Yüksek Kurul üyeleri, şikayet konusu yayında etik ihlali yapıldığı gerekçesiyle bir önceki toplantıda sunucu Esra Elönü hakkında verilen ‘kınama’ kararının yanında, şikayet edilen Ülke TV yönetiminin de etik ihlali yapıp yapmadığını tartışmıştır. Bazı üyeler, şiddet ve tehdit içeren yayın nedeniyle bir önceki toplantıda sunucu Esra Elönü hakkında ‘KINAMA’ kararı verildiğini hatırlatarak, şikayet edilen Ülke TV’nin de sorumlu tutulması gerektiğini ve bu nedenle Ülke TV hakkında ‘UYARI’ kararı alınmasını önermiştir. Üyelerin çoğunluğu ise şikayet konusu programın canlı yayınlandığı ve canlı yayında asıl sorumluluğun televizyon kanalını temsil eden sunucuda olduğu görüşünü dile getirmiştir. Bu üyeler program konuğunun şiddet ve tehdit içeren sözlerine anında müdahale etmesi gereken, bunu yapmayıp destekleyen ve sonrasında da aynı tavrı sürdüren sunucu hakkında bir önceki toplantıda verilen ‘KINAMA’ kararının yeterli olduğu; Ülke TV’nin şikayet edilen programdaki söylem ve görüşlerin kurumsal yayın ilkeleriyle bağdaşmadığını ve bu görüşlere katılmadığını açıklayıp koşulsuz özür dilediği; Ülke TV yönetiminin, programın sunucusu ve konuğunu etik dışı yayın için teşvik ettiğine dair herhangi bir kanıt olmadığı gerekçeleriyle televizyon kanalı hakkında ayrıca etik ihlali kararı alınmasına gerek olmadığını savunmuştur.
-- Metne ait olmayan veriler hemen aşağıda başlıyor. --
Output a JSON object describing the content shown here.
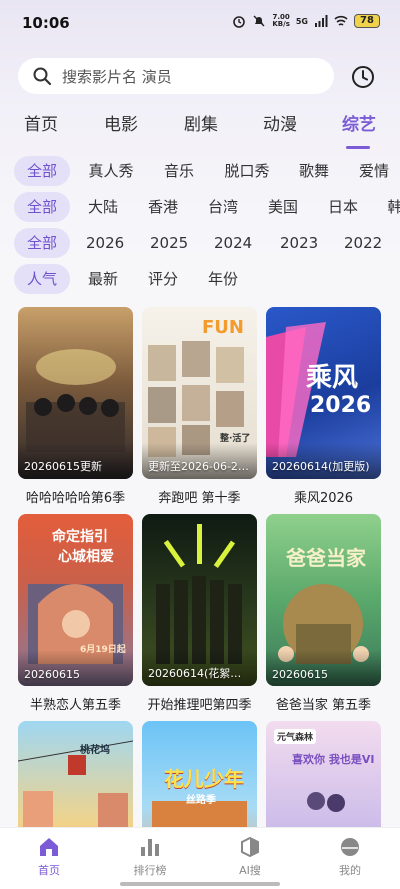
{
  "status_bar": {
    "time": "10:06",
    "net_speed_top": "7.00",
    "net_speed_bottom": "KB/s",
    "signal": "5G",
    "battery": "78"
  },
  "search": {
    "placeholder": "搜索影片名 演员"
  },
  "main_tabs": [
    "首页",
    "电影",
    "剧集",
    "动漫",
    "综艺"
  ],
  "main_tab_active": "综艺",
  "filters": {
    "type": [
      "全部",
      "真人秀",
      "音乐",
      "脱口秀",
      "歌舞",
      "爱情"
    ],
    "region": [
      "全部",
      "大陆",
      "香港",
      "台湾",
      "美国",
      "日本",
      "韩"
    ],
    "year": [
      "全部",
      "2026",
      "2025",
      "2024",
      "2023",
      "2022"
    ],
    "sort": [
      "人气",
      "最新",
      "评分",
      "年份"
    ]
  },
  "cards": [
    {
      "title": "哈哈哈哈哈第6季",
      "tag": "20260615更新",
      "color_top": "#8b6b45",
      "color_bottom": "#2b2a2e"
    },
    {
      "title": "奔跑吧 第十季",
      "tag": "更新至2026-06-2…",
      "color_top": "#f1eee6",
      "color_bottom": "#d9d2c2"
    },
    {
      "title": "乘风2026",
      "tag": "20260614(加更版)",
      "color_top": "#1c3f9a",
      "color_bottom": "#3c63d0"
    },
    {
      "title": "半熟恋人第五季",
      "tag": "20260615",
      "color_top": "#c64f35",
      "color_bottom": "#6d6a8a"
    },
    {
      "title": "开始推理吧第四季",
      "tag": "20260614(花絮第…",
      "color_top": "#1b2a1c",
      "color_bottom": "#3f4e22"
    },
    {
      "title": "爸爸当家 第五季",
      "tag": "20260615",
      "color_top": "#5a9a4a",
      "color_bottom": "#3c7a5a"
    },
    {
      "title": "",
      "tag": "",
      "color_top": "#7fc4ea",
      "color_bottom": "#c04a4a"
    },
    {
      "title": "",
      "tag": "",
      "color_top": "#5fb5f0",
      "color_bottom": "#e8a060"
    },
    {
      "title": "",
      "tag": "",
      "color_top": "#e8c8e8",
      "color_bottom": "#b9a7e6"
    }
  ],
  "poster_text": {
    "card2_fun": "FUN",
    "card2_note": "整·活了",
    "card3_main": "乘风",
    "card3_year": "2026",
    "card4_line1": "命定指引",
    "card4_line2": "心城相爱",
    "card4_date": "6月19日起",
    "card6_main": "爸爸当家",
    "card7_label": "桃花坞",
    "card8_main": "花儿少年",
    "card8_sub": "丝路季",
    "card9_brand": "元气森林",
    "card9_line": "喜欢你 我也是VI"
  },
  "bottom_nav": [
    {
      "label": "首页",
      "icon": "home-icon",
      "active": true
    },
    {
      "label": "排行榜",
      "icon": "ranking-icon",
      "active": false
    },
    {
      "label": "AI搜",
      "icon": "ai-search-icon",
      "active": false
    },
    {
      "label": "我的",
      "icon": "profile-icon",
      "active": false
    }
  ],
  "colors": {
    "accent": "#7b5cd6",
    "chip_active_bg": "#e4e0f7"
  }
}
Yüksek Kurul’un yaptığı müzakereler sonunda Ülke TV hakkında yapılan şikayet başvurusuyla ilgili kararı şu şekilde oluşmuştur:
a) Başvurunun kabulüne;
b) Kanal 7 Medya Grubu’na ait Ülke TV hakkındaki şikayet başvurusuyla ilgili Basın Meslek İlkelerinin ihlal edilmediğine ve ŞİKAYETİN YERSİZLİĞİNE, OY ÇOKLUĞUYLA karar verilmiştir.